Welche Voraussetzungen brauche ich für die Weiterbildung zum Integrationscoach?

Das hängt vom Anbieter ab. Einige Kurse stehen allen Interessierten offen, andere setzen eine abgeschlossene Erstausbildung und mehrjährige Berufserfahrung in Bildung, Sozialberatung oder kultureller Bildung voraus. Empfohlen wird oft ein pädagogischer, sozialwissenschaftlicher oder juristischer Hintergrund.
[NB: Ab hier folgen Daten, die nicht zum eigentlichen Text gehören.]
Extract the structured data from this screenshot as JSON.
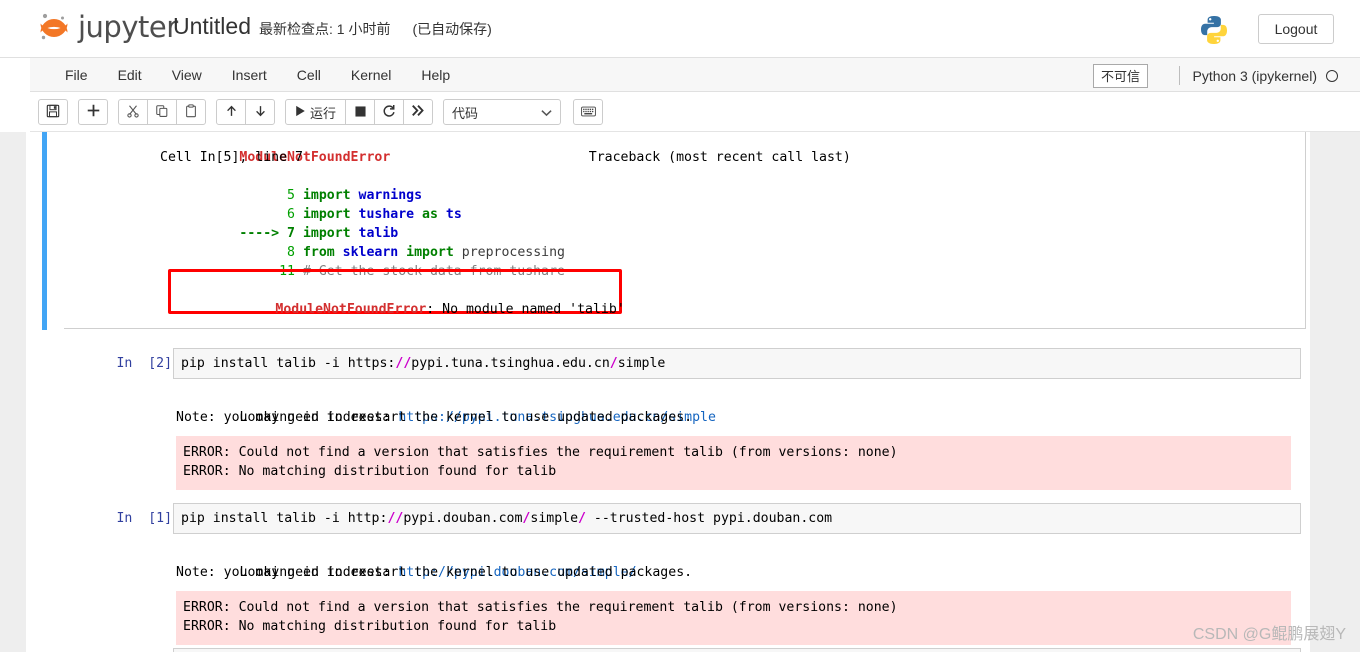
{
  "header": {
    "brand": "jupyter",
    "notebook_name": "Untitled",
    "checkpoint": "最新检查点: 1 小时前",
    "autosave": "(已自动保存)",
    "logout_label": "Logout",
    "python_logo_icon": "python-logo-icon"
  },
  "menubar": {
    "items": [
      {
        "label": "File"
      },
      {
        "label": "Edit"
      },
      {
        "label": "View"
      },
      {
        "label": "Insert"
      },
      {
        "label": "Cell"
      },
      {
        "label": "Kernel"
      },
      {
        "label": "Help"
      }
    ],
    "trust_label": "不可信",
    "kernel_label": "Python 3 (ipykernel)",
    "kernel_status_icon": "kernel-idle-circle-icon"
  },
  "toolbar": {
    "save_icon": "floppy-disk-icon",
    "insert_icon": "plus-icon",
    "cut_icon": "scissors-icon",
    "copy_icon": "copy-icon",
    "paste_icon": "paste-icon",
    "move_up_icon": "arrow-up-icon",
    "move_down_icon": "arrow-down-icon",
    "run_icon": "play-triangle-icon",
    "run_label": "运行",
    "stop_icon": "stop-square-icon",
    "restart_icon": "restart-circular-arrow-icon",
    "fast_forward_icon": "double-chevron-right-icon",
    "cell_type_value": "代码",
    "cell_type_caret_icon": "chevron-down-icon",
    "command_palette_icon": "keyboard-icon"
  },
  "traceback": {
    "header_error": "ModuleNotFoundError",
    "header_right": "Traceback (most recent call last)",
    "cell_line": "Cell In[5], line 7",
    "lines": [
      {
        "num": "5",
        "marker": "",
        "kw": "import",
        "rest": " warnings"
      },
      {
        "num": "6",
        "marker": "",
        "kw": "import",
        "rest": " tushare as ts"
      },
      {
        "num": "7",
        "marker": "---->",
        "kw": "import",
        "rest": " talib"
      },
      {
        "num": "8",
        "marker": "",
        "kw": "from",
        "rest": " sklearn import preprocessing"
      },
      {
        "num": "11",
        "marker": "",
        "kw": "",
        "rest": "# Get the stock data from tushare"
      }
    ],
    "final_error_name": "ModuleNotFoundError",
    "final_error_msg": ": No module named 'talib'",
    "annotation_color": "#ff0000"
  },
  "cells": [
    {
      "prompt": "In  [2]:",
      "source": "pip install talib -i https://pypi.tuna.tsinghua.edu.cn/simple",
      "output_lines": [
        "Looking in indexes: https://pypi.tuna.tsinghua.edu.cn/simple",
        "Note: you may need to restart the kernel to use updated packages."
      ],
      "looking_prefix": "Looking in indexes: ",
      "looking_url": "https://pypi.tuna.tsinghua.edu.cn/simple",
      "note_line": "Note: you may need to restart the kernel to use updated packages.",
      "error_lines": [
        "ERROR: Could not find a version that satisfies the requirement talib (from versions: none)",
        "ERROR: No matching distribution found for talib"
      ]
    },
    {
      "prompt": "In  [1]:",
      "source": "pip install talib -i http://pypi.douban.com/simple/ --trusted-host pypi.douban.com",
      "looking_prefix": "Looking in indexes: ",
      "looking_url": "http://pypi.douban.com/simple/",
      "note_line": "Note: you may need to restart the kernel to use updated packages.",
      "error_lines": [
        "ERROR: Could not find a version that satisfies the requirement talib (from versions: none)",
        "ERROR: No matching distribution found for talib"
      ]
    }
  ],
  "watermark": {
    "text": "CSDN @G鲲鹏展翅Y"
  },
  "colors": {
    "accent_orange": "#f37726",
    "selected_cell_bar": "#42a5f5",
    "error_bg": "#ffdddd",
    "prompt_blue": "#303f9f",
    "link_blue": "#1565c0"
  }
}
Wie lange dauert die Weiterbildung?

Je nach Modell reicht die Dauer von wenigen Tagen bis zu mehreren Monaten. Das Institut für Bildungscoaching bündelt sie auf fünf Werktage, die PCS Berlin GmbH bietet einen Kurs über zwölf Wochen an.

Ist „Integrationscoach“ eine geschützte Berufsbezeichnung?

Nein. Es gibt keine staatlich geregelte Ausbildung und keinen bundesweit einheitlichen Standard. Die Zertifikate stammen von den jeweiligen Bildungsanbietern, weshalb sich ein Vergleich von Inhalten und Umfang lohnt.

Wo arbeiten Integrationscoaches?

Typische Einsatzorte sind Schulen und andere Bildungseinrichtungen, Behörden, Sozialberatungsstellen, kulturelle Einrichtungen sowie Unterkünfte für Geflüchtete.

Welche Weiterbildungen schließen sich an?

Passende Anschlussqualifikationen sind etwa Integrationsberater für Flüchtlinge, Berufsberater für U 25 oder Job- und Karriereberater Ü 25.